Question / Help V-Sync on or off?

Snaert

Member
Hello everyone!

So I've been streaming for quite a while but I've only streamed league of legends. But now im streaming Diablo 3 and my stream looks fine and all but a little bit choppy even tho I have high fps when i stream so my question is, Would it be better to turn on V-Sync and lock the fps at 60 when I have the stream fps locked at 60fps in 720p or does it not matter? Should I even consider dropping down to 30fps on the stream and leave the fps ingame unlocked.

Does vsync even do anything for my viewers. And before anyone asks yes I know what vsync does ingame but I still have to ask this.

Roger and out!

//Andy
 

Lain

Forum Admin
Lain
Forum Moderator
Developer
It can "make room" for OBS to do its compositing on the GPU when a game is eating up all the GPU, but that's rarely ever needed. If you really want to check, just make two video files, one on, and one off, to see for yourself. Should take like 10 minutes.
 

pacholol

Member
If you use 720p 60 fps in your obs settings people that are watching will enjoy and see what you see on the screen ( the motion and smooth moving and it's very nice to watch). But if you use 30 fps they will lose some smootness and they will not enjoy that much.
If you dont drop any fps while using vsync and streaming at 60fps you can go for it since viewers will see exactly what you see. But anyway it all depends on how you see it. If for you the game looks better without vsync then go without vsync since you are the first to who it has to look good the game. If you have fps drop your viewers will notice that also. So if your vsync drops to 30fps while playing your viewers will see that (like in league of legends when you alt tab, viewers see the fps drop).
Anyway - Use vsync if it looks better for you, dont use it if the game runs better without vsync. (all vsync does it's lower the gpu usage and send the amount of hz that your screen has, if it's 60 it will send 60 and if its 120 will send 120 not spending more fps when you dont need).
 

Snaert

Member
Jim said:
It can "make room" for OBS to do its compositing on the GPU, but rarely that's ever needed. If you really want to check, just make two video files, one on, and one off, to see for yourself. Should take like 10 minutes.

If you use 720p 60 fps in your obs settings people that are watching will enjoy and see what you see on the screen ( the motion and smooth moving and it's very nice to watch). But if you use 30 fps they will lose some smootness and they will not enjoy that much.
If you dont drop any fps while using vsync and streaming at 60fps you can go for it since viewers will see exactly what you see. But anyway it all depends on how you see it. If for you the game looks better without vsync then go without vsync since you are the first to who it has to look good the game. If you have fps drop your viewers will notice that also. So if your vsync drops to 30fps while playing your viewers will see that (like in league of legends when you alt tab, viewers see the fps drop).
Anyway - Use vsync if it looks better for you, dont use it if the game runs better without vsync. (all vsync does it's lower the gpu usage and send the amount of hz that your screen has, if it's 60 it will send 60 and if its 120 will send 120 not spending more fps when you dont need).

Thanks Jim (again)!

And thank you Pacholol for the elaborate answer!
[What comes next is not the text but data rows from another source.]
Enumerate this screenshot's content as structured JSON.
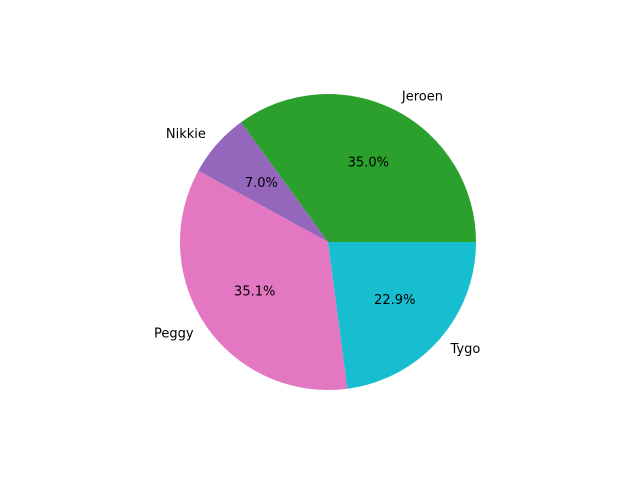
{
  "chart_data": {
    "type": "pie",
    "title": "",
    "labels": [
      "Jeroen",
      "Nikkie",
      "Peggy",
      "Tygo"
    ],
    "values": [
      35.0,
      7.0,
      35.1,
      22.9
    ],
    "pct_labels": [
      "35.0%",
      "7.0%",
      "35.1%",
      "22.9%"
    ],
    "colors": [
      "#2ca02c",
      "#9467bd",
      "#e377c2",
      "#17becf"
    ],
    "start_angle_deg": 0,
    "direction": "counterclockwise",
    "legend": "none"
  }
}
I will not use vsync them sense I dont rly see the point in it. And I've got over 100fps at all times when streaming Diablo 3.

//Andy
 

FerretBomb

Active Member
Er, Pacholol is giving poor information, or outright misinformation.

VSync does lock the framerate to your monitor's refresh (or a divisible portion of it) so as to eliminate tearing as its primary function. Lowering the GPU load is a secondary byproduct, and is absolutely NOT what vsync is designed to do. It's meant to ensure visual quality (which you WANT while streaming). It waits to display each ready frame in entirety before displaying it, which can cause some very minor smoothness twitches, and some have reported input lag (but at 60hz, that's truly just psychosomatic BS on any modern game engine to be frank... back in the Quake 3 days it was a slight issue).

Normal rendering uses two buffers; the displayed buffer (being shown on-screen), and the draw buffer (the one the video card is rendering). Vsync-off, it just switches as soon as the monitor can take it, causing the tearing as an incomplete frame is written to the screen.

Triple-buffering is the answer to this. It uses THREE buffers (name gives it away, huh?), with one displayed buffer, and TWO draw-buffers. The video card will alternate writing to each of these draw buffers, back and forth, as fast as it can. When the monitor is ready for the next frame (the vertical sync 'tick' hits), whichever of the two buffers is complete is then written to the screen. You still get a little smoothness variance, but dramatically less, with no input lag at all.
The down side, it's like running with vsync off; your GPU will run at full-tilt. You just get no tearing, and look awesome.

If you're getting chop and poor performance, please post a complete logfile (as in the stickied thread at the top of this forum) as it's quite possible that it's not related to vsync usage at all, and otherwise fixable.


tl;dr: Use VSync ON with triple-buffering enabled whenever possible, for best image quality. Resort to vsync off only if your GPU is borderline capable of running at your refresh rate.